The key thing to remember is Stowmarket was built to be a summer course. Transitioning it to take winter golf confidently is what Matthew is trying to do, and rope drainage is playing a major part.
"It's about consistency across all of the greens, and they are all completely different. We see that through stimpmeter readings, those at the top end of the course are always quicker because they will be more exposed. Because of that, you get better finer grasses, which means the ones at the bottom are a bit slower, but not enough for people to say there is much difference. So, hopefully, if we can drain them a bit better, that consistency will be there."
"But, I think that is what people forget. This is an old course compared to somewhere like Royal Norwich, where their rootzone is everything they want all the way across, but we don't have that here. You can find all sorts."
"During one of them, there were three different types of clay - grey, blue, and god knows what, and you think how on earth? The trouble is that the course was built to have summer play, and now they are built for all year round and, of course, people expect to play all year round."
"We've been lucky this year because we haven't had much rain, but we're now catching it. We had three days where we've gone from closed to having trolley bans, buggy bans and open and then 5mm last night, and we're back to being closed again."
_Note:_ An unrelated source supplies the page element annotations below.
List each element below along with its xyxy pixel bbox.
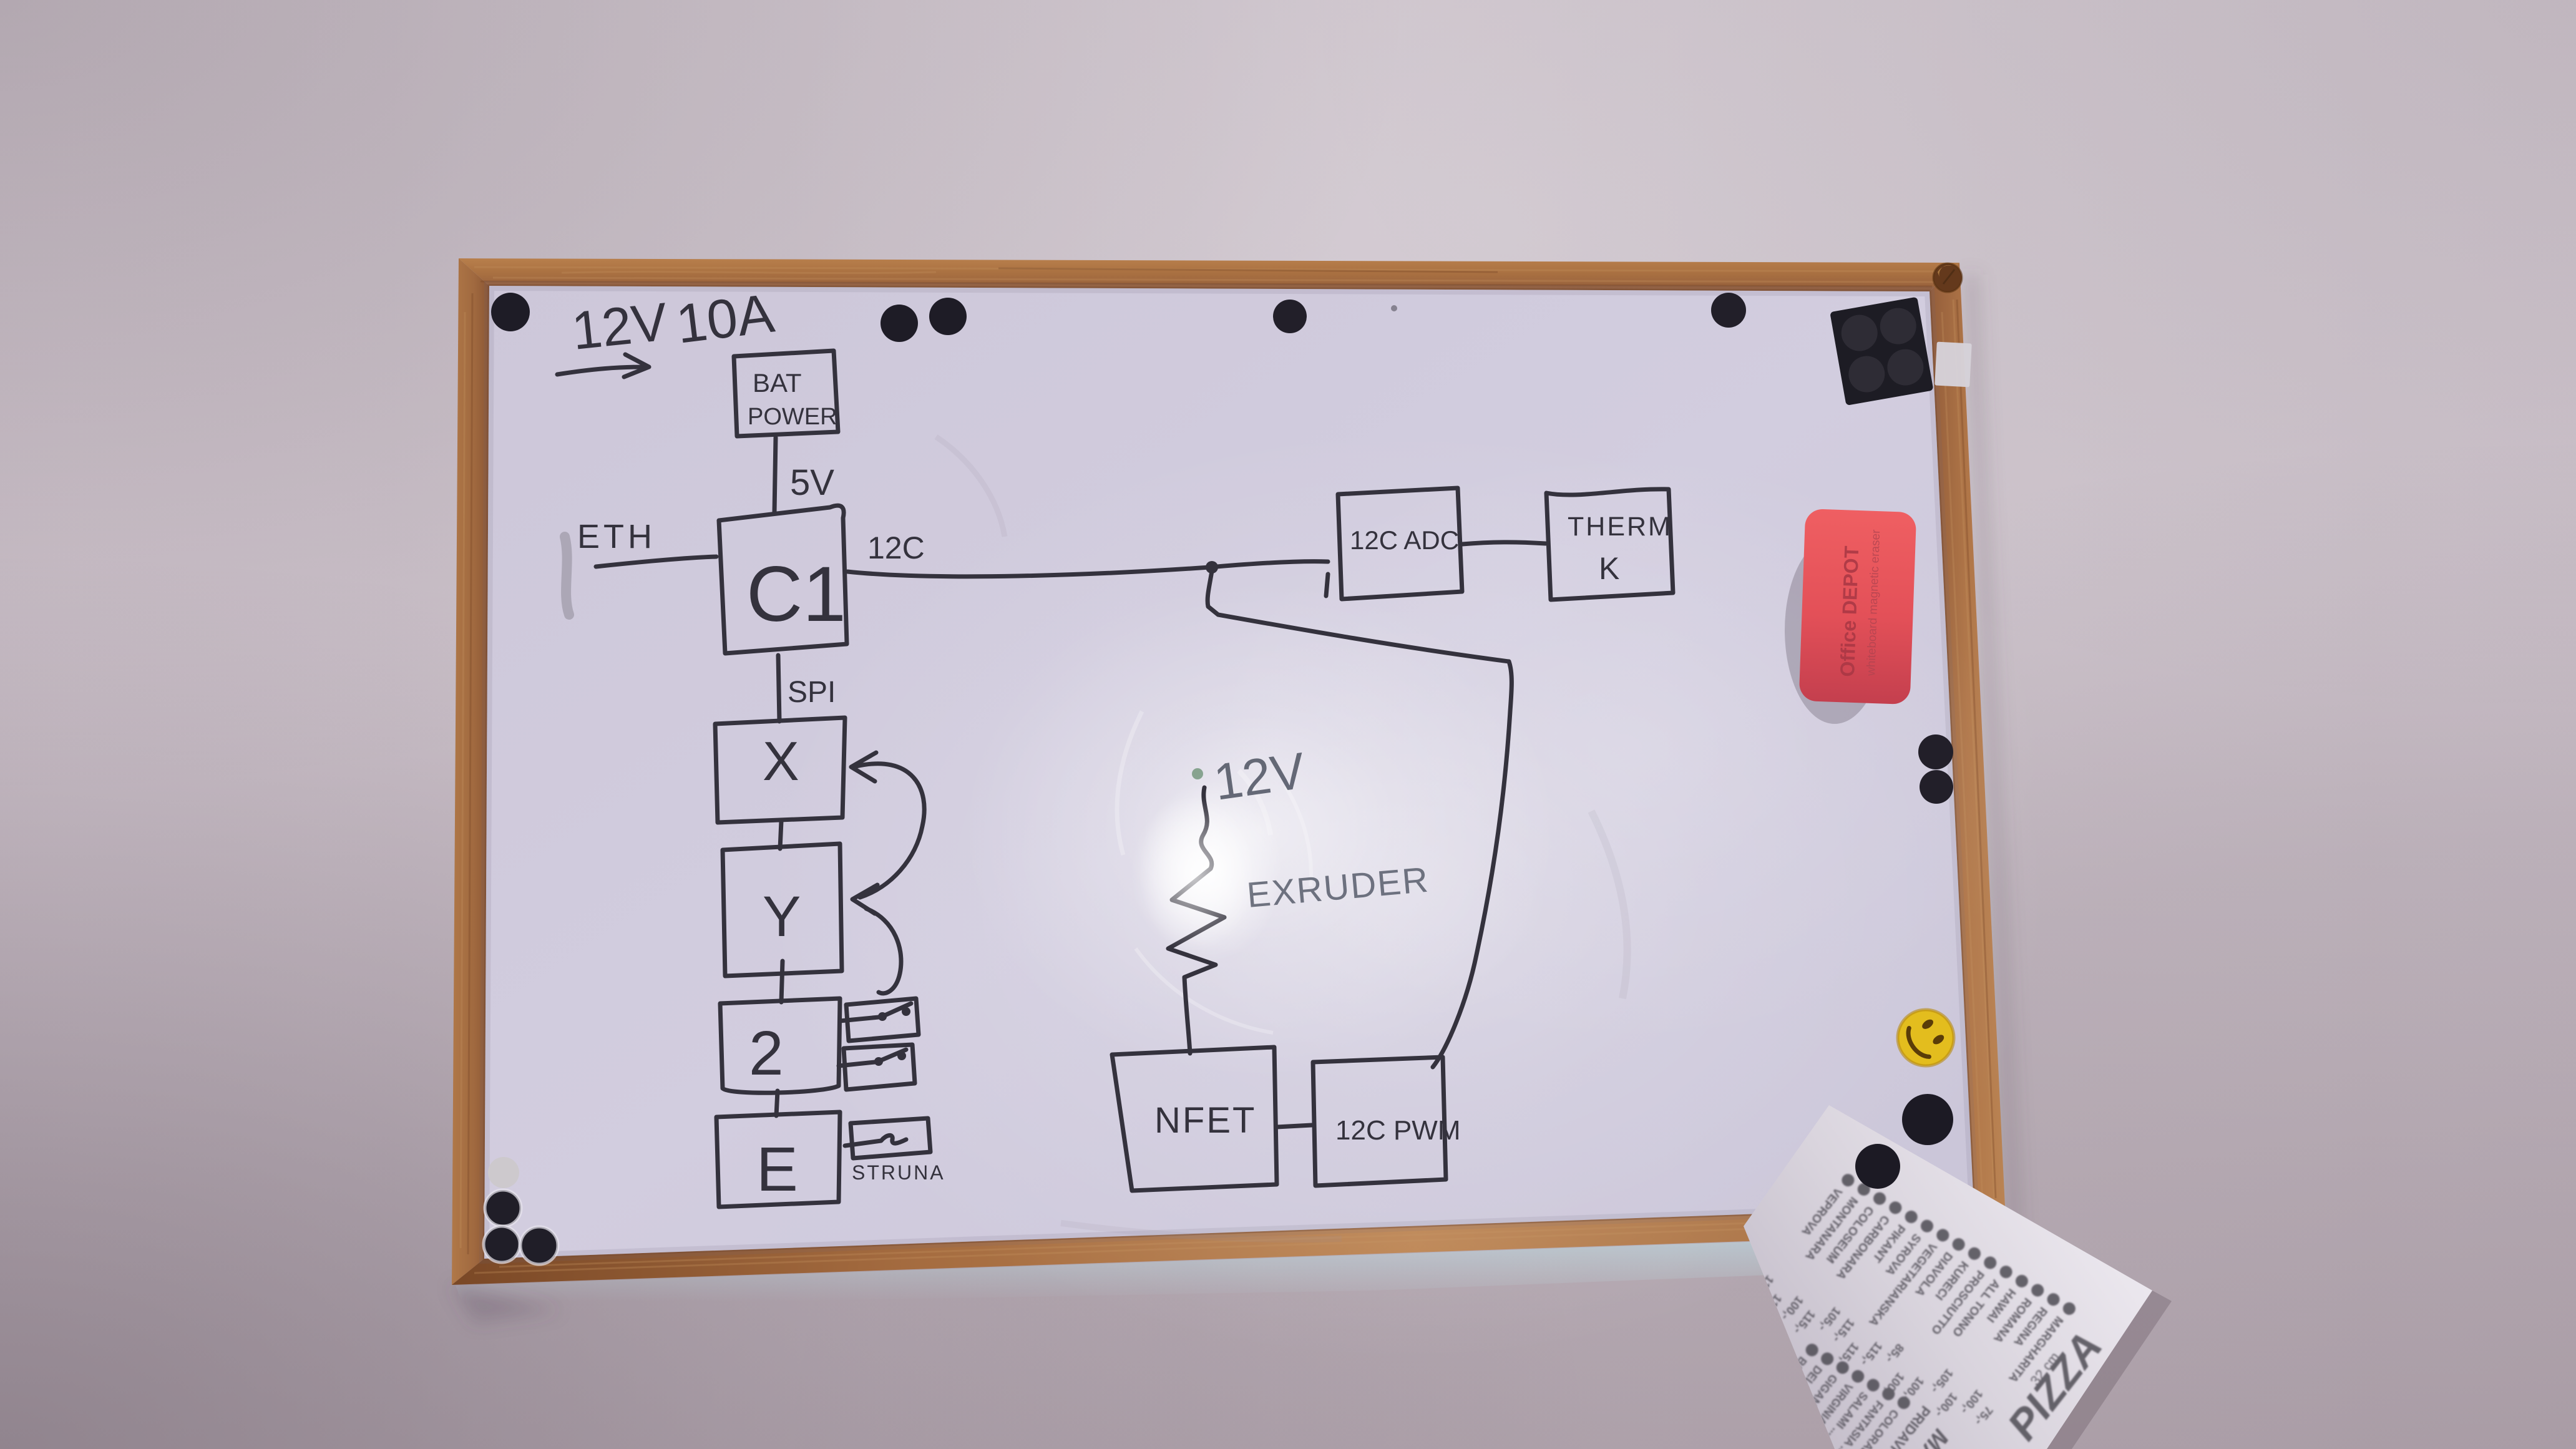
svg-text:THERM: THERM <box>1568 512 1672 542</box>
svg-text:ETH: ETH <box>577 518 656 555</box>
svg-text:10A: 10A <box>673 281 778 354</box>
svg-text:E: E <box>756 1134 798 1204</box>
svg-text:POWER: POWER <box>748 404 837 430</box>
svg-text:NFET: NFET <box>1154 1100 1256 1141</box>
svg-text:C1: C1 <box>746 551 846 638</box>
svg-text:2: 2 <box>749 1018 784 1088</box>
svg-text:Office DEPOT: Office DEPOT <box>1836 545 1863 677</box>
svg-text:STRUNA: STRUNA <box>852 1161 945 1184</box>
svg-text:5V: 5V <box>790 462 834 503</box>
svg-text:K: K <box>1599 551 1619 586</box>
svg-text:12V: 12V <box>569 291 670 361</box>
svg-text:SPI: SPI <box>788 676 836 709</box>
svg-text:12C ADC: 12C ADC <box>1350 525 1459 555</box>
svg-text:12C PWM: 12C PWM <box>1335 1115 1460 1146</box>
svg-text:Y: Y <box>763 885 801 949</box>
svg-text:X: X <box>763 730 799 792</box>
svg-text:BAT: BAT <box>753 368 802 398</box>
svg-text:12C: 12C <box>867 530 925 565</box>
"As part of addressing this, we have had D Juke install rope drainage. We are pulling in rope using a mole plough at 300mm deep and one metre apart. There is an outlet that comes down to about a 600mm main drain. It acts like a wick, and it actually draws it out. The hard bit is getting the water from the top surface to the rope. When you have clay, you have to make sure that you tine it and use different techniques."
"So, it is only as good as what soil you have on there. Of course, you are putting it in because the soil isn't great in the first place, so it is sort of chicken and egg. It is a good system, but we have got a high content of clay greens, and today eight of them are flooded. They will be great and playable tomorrow, but compared to modern sports pitches, they will never take as much rainfall because we will always have a high percentage of clay in the profile."
"We install rope drainage twice per visit, and we've now done six in total. We concentrated on the wettest greens because some of them were starting to go yellow this time of year."
"We've got about four more of our worst ones to do, but I don't know if the club wants to do all of them. They are all clay push up, so there is no formal drainage in them at all."
"But, along with that, over the last twenty years (even after investing in a Toro topdresser) we try to put on between eighty and one hundred tonnes a year. They are quite small greens, so I know for a lot of people one hundred tonnes seems to be the figure that they go to, but for us, eight to one hundred is a good amount. So, we're building away from the clay."
"We have seen an improvement with the rope drainage, but it is ultimately how quickly it goes from the top to the bottom of that capillary action."
Matthew has seen and continues to be part of significant changes at Stowmarket. In his own words, "what started as an old gents club is now geared up to be a business", and a massive part of that can be seen in the course investment.
Other challenges, such as a now resolved issue with leatherjackets, will likely surface as time goes on. But, with Matthew at the helm, Stowmarket Golf Club and the future greenkeepers he mentors are in good hands.